On Friday Everett Braggen, apparently committed to long trousers for good and all, arrived in his Ford and Hope and her mother bade farewell to Goodale Manor Farm. Poor Mrs. Stillmore seemed quite overcome, as she kissed kind old Mrs. Goodale again and again. “Hope is simply going to dance off the nine pounds that she gained here, that’s what I tell her,” the good lady whispered. “But there’s no holding her down; she always has her own way. Her father has spoiled her.”

“Don’t you blame the men now,” said Mr. Goodale cheerily; “girls will be girls and so will boys, as the fellers says.” And he patted Hope on her shoulder in his friendly, fatherly way. “When you get all done cavortin’ you jes’ make that army feller get an army stretcher n’ you have him n’ that Bolsheviki feller carry you down here and we’ll put them nine pound back onter you again, now there,” he said. It may be said to Hope’s credit that she cried a little at leaving.

As for Scout Harris he had washed his hands of the fair traitor altogether. But he had not washed his face, for he came around at his mother’s call, a great smutch like a comet across his round countenance, and submitted himself to the parting handshakes. He had been putting the finishing touches on his float of which he was now the sole commander and engineer.

“I hope you have just a fine time at the parade, Walter,” Hope said.

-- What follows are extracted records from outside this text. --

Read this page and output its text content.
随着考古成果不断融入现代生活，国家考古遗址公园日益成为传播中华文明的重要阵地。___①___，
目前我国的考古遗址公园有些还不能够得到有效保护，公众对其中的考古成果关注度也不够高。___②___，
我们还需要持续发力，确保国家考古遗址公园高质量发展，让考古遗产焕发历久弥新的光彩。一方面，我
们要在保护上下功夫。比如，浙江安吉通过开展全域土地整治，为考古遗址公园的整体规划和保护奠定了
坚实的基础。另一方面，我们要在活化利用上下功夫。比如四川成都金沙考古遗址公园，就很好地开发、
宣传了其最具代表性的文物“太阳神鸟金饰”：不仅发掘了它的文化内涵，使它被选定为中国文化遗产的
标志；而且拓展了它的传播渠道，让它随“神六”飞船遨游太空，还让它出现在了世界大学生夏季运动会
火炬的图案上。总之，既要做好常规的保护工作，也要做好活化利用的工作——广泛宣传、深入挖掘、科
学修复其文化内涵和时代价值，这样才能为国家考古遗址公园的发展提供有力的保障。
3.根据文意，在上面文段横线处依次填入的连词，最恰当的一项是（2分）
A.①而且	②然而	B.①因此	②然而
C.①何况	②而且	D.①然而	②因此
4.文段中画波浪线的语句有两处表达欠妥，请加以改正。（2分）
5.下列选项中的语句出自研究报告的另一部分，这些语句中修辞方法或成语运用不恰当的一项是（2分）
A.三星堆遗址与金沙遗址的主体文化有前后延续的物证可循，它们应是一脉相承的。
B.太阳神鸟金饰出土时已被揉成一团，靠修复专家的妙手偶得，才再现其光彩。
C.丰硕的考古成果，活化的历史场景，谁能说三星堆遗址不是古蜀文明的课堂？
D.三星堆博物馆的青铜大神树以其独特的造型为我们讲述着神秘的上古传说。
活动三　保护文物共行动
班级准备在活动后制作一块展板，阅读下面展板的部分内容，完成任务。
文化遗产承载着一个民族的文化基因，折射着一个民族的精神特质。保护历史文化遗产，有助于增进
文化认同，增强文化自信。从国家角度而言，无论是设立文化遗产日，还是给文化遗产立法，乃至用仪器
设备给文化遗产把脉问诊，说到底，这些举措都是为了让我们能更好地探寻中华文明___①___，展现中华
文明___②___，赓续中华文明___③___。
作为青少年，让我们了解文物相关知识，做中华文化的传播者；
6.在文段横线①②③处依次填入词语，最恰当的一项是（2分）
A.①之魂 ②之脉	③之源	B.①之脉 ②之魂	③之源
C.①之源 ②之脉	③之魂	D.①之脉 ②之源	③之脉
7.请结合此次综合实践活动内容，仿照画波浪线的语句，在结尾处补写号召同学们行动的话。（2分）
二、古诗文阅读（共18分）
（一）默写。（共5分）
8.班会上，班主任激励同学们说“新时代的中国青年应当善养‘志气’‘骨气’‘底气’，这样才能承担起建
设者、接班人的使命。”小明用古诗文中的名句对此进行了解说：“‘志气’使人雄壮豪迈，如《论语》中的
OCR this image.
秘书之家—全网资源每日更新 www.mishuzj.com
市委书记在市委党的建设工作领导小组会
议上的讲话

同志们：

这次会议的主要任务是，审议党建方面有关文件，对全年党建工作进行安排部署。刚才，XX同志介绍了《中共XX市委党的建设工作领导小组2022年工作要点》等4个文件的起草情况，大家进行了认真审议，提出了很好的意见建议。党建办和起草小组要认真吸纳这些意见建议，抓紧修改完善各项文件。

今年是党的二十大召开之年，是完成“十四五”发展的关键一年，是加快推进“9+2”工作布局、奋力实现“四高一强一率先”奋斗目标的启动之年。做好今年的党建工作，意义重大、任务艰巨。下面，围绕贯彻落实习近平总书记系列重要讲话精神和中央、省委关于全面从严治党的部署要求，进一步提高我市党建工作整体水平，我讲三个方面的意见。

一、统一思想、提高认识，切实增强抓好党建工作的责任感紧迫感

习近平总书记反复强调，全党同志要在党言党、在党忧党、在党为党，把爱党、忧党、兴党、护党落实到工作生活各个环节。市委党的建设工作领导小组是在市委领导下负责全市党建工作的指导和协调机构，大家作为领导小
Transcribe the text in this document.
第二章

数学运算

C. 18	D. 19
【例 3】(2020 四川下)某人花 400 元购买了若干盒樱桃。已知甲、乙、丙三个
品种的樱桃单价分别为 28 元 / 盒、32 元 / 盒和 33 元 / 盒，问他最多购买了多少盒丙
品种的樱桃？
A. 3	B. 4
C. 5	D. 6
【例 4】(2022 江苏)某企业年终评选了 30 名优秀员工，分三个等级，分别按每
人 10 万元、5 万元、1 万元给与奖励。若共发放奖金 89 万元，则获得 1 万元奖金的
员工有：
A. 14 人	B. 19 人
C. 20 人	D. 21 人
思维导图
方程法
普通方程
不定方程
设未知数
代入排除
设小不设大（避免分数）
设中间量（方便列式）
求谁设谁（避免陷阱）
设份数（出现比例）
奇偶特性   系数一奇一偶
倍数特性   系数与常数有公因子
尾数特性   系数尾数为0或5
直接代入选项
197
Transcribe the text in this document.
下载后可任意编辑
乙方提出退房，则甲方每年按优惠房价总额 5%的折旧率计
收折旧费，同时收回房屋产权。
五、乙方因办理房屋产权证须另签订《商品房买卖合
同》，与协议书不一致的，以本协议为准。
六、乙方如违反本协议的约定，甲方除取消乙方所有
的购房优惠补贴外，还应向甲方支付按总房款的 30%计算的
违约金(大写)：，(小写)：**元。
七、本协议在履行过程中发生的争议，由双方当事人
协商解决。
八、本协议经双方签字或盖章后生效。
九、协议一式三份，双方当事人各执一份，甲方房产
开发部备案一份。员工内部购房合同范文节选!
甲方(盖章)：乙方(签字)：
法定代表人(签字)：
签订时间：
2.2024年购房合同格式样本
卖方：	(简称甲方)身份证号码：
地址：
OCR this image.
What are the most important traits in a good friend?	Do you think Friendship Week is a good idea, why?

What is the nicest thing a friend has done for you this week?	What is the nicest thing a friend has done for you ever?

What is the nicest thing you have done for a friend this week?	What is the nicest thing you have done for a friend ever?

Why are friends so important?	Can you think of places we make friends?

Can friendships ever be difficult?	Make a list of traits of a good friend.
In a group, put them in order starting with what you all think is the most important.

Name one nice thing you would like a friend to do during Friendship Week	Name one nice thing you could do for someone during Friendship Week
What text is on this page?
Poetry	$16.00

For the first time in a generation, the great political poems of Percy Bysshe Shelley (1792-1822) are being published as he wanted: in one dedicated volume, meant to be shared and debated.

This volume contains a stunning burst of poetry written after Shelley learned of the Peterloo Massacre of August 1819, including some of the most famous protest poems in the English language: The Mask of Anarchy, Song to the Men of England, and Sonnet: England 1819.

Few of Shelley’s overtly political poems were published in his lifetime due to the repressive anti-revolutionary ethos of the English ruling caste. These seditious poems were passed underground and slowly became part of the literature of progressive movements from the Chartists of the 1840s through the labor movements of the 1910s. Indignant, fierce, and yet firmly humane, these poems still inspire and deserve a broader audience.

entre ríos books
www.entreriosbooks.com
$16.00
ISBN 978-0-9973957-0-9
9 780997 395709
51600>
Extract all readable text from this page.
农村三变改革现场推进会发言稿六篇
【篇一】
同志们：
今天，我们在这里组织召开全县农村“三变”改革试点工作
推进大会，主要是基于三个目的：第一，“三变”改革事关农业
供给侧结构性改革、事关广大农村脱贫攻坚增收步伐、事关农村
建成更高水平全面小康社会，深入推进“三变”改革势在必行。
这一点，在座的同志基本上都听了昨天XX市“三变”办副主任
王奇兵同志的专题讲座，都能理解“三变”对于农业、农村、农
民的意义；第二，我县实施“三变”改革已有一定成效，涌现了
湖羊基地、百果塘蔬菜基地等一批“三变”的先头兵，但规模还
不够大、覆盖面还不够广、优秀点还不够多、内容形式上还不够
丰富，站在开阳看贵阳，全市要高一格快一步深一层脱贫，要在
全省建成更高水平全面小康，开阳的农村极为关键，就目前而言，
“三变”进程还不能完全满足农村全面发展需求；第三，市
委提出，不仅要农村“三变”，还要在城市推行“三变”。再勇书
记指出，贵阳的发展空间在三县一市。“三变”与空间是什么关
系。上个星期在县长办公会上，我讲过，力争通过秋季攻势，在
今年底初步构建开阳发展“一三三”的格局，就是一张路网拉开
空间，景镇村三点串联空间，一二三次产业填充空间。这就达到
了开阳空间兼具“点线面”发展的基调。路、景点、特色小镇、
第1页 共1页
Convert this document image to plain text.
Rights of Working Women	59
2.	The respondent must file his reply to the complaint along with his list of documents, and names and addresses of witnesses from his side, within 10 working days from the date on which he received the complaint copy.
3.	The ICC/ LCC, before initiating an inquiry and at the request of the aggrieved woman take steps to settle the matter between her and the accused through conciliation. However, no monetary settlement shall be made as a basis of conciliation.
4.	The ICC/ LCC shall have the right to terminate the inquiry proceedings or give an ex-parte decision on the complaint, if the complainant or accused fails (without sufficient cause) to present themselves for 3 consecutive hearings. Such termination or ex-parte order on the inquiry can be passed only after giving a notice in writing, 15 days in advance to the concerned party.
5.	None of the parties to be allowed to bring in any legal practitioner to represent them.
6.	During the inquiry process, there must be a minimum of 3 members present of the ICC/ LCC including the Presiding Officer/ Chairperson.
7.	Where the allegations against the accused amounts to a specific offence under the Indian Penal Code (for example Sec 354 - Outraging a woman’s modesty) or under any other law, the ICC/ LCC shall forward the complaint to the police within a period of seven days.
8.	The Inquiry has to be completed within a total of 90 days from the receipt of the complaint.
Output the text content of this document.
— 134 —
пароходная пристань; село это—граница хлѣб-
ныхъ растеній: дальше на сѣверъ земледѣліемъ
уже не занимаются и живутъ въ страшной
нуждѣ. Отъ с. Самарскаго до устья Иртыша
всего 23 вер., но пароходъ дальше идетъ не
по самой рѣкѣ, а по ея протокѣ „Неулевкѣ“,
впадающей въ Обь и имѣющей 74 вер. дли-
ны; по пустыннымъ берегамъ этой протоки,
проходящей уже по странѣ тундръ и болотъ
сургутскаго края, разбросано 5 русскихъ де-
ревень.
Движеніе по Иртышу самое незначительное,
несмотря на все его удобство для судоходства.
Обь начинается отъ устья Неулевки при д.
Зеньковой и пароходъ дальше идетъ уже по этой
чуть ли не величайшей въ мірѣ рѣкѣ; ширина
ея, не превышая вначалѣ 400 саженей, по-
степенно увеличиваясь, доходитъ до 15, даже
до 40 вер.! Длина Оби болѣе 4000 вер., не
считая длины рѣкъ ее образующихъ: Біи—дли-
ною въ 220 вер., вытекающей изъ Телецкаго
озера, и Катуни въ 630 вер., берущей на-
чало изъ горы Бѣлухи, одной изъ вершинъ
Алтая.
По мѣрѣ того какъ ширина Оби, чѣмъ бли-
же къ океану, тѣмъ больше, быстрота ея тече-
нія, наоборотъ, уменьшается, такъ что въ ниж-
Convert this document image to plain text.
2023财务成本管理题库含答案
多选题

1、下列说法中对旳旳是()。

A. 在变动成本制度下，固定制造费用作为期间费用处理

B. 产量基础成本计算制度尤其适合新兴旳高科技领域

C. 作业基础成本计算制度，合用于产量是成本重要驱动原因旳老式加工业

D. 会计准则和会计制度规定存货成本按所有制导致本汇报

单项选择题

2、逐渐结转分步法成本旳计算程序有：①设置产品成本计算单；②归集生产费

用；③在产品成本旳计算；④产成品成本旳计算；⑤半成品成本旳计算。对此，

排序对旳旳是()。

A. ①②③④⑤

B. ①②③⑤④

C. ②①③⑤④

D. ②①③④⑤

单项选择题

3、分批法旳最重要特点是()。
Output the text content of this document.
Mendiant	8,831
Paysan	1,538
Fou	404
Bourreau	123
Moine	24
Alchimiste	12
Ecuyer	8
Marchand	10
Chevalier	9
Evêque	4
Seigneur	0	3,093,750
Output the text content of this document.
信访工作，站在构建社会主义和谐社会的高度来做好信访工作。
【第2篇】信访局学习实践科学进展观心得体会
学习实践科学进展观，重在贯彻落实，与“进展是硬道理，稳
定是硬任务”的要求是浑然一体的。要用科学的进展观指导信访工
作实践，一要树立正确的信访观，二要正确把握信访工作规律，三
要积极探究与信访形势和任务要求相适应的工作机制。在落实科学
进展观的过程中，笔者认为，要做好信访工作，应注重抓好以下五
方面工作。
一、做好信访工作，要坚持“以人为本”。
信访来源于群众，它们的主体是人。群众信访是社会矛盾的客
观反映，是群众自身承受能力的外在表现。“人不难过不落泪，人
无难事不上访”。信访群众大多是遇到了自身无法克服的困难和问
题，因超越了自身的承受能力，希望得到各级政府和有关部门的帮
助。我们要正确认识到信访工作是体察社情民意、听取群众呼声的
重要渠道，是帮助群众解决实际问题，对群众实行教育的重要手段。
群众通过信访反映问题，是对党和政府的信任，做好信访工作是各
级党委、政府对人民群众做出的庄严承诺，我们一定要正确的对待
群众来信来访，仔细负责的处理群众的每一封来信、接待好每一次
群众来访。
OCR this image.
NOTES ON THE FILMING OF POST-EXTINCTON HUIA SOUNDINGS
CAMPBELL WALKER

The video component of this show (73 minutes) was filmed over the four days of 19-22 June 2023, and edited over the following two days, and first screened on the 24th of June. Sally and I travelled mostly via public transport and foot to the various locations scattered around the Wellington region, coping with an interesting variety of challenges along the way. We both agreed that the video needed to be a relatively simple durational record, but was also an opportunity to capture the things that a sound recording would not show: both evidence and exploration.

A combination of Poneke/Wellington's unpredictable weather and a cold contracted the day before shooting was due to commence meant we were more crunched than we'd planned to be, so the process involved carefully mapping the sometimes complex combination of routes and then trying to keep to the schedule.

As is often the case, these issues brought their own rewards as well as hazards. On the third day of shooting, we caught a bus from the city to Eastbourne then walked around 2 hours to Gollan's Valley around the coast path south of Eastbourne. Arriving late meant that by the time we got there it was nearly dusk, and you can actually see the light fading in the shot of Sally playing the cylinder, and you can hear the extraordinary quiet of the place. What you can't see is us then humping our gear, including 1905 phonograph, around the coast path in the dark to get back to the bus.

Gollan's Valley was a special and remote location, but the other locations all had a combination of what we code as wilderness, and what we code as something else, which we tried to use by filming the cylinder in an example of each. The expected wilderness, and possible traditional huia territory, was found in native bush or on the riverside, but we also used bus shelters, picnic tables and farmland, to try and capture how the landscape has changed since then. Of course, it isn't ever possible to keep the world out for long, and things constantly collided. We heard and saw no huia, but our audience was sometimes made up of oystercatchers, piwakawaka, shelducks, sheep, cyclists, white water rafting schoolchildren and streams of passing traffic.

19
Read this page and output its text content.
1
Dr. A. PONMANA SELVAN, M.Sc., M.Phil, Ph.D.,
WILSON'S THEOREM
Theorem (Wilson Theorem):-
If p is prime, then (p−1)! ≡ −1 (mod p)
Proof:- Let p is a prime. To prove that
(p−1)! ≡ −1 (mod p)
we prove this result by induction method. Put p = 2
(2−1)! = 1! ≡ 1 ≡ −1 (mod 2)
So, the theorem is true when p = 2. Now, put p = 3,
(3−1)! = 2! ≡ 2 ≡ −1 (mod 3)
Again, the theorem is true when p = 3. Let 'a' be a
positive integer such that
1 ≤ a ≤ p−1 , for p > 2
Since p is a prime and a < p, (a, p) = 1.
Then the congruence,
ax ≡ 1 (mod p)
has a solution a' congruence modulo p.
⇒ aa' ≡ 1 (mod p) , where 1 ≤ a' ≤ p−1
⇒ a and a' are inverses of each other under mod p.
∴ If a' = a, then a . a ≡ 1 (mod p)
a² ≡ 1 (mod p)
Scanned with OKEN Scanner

“You leave it to me,” said Pee-wee coldly.

“And when I see you I’m going to wave. If you hear someone shouting to you, you’ll know who it is.”

“Girls don’t know how to shout,” said Pee-wee. He certainly ought to have known for he was a specialist in that art.

CHAPTER XIV

FORWARD, MARCH!

Hope’s departure was a good thing for one person at least, and that was Simon Hasbrook, the farm-boy, for Mr. Goodale gave him a holiday on Saturday. The farmer hesitated, however, to loan a pig or a calf, and so the members of the new partnership sawed a doorway in the back of their gala caravan and put some boxes and milking stools inside for seats.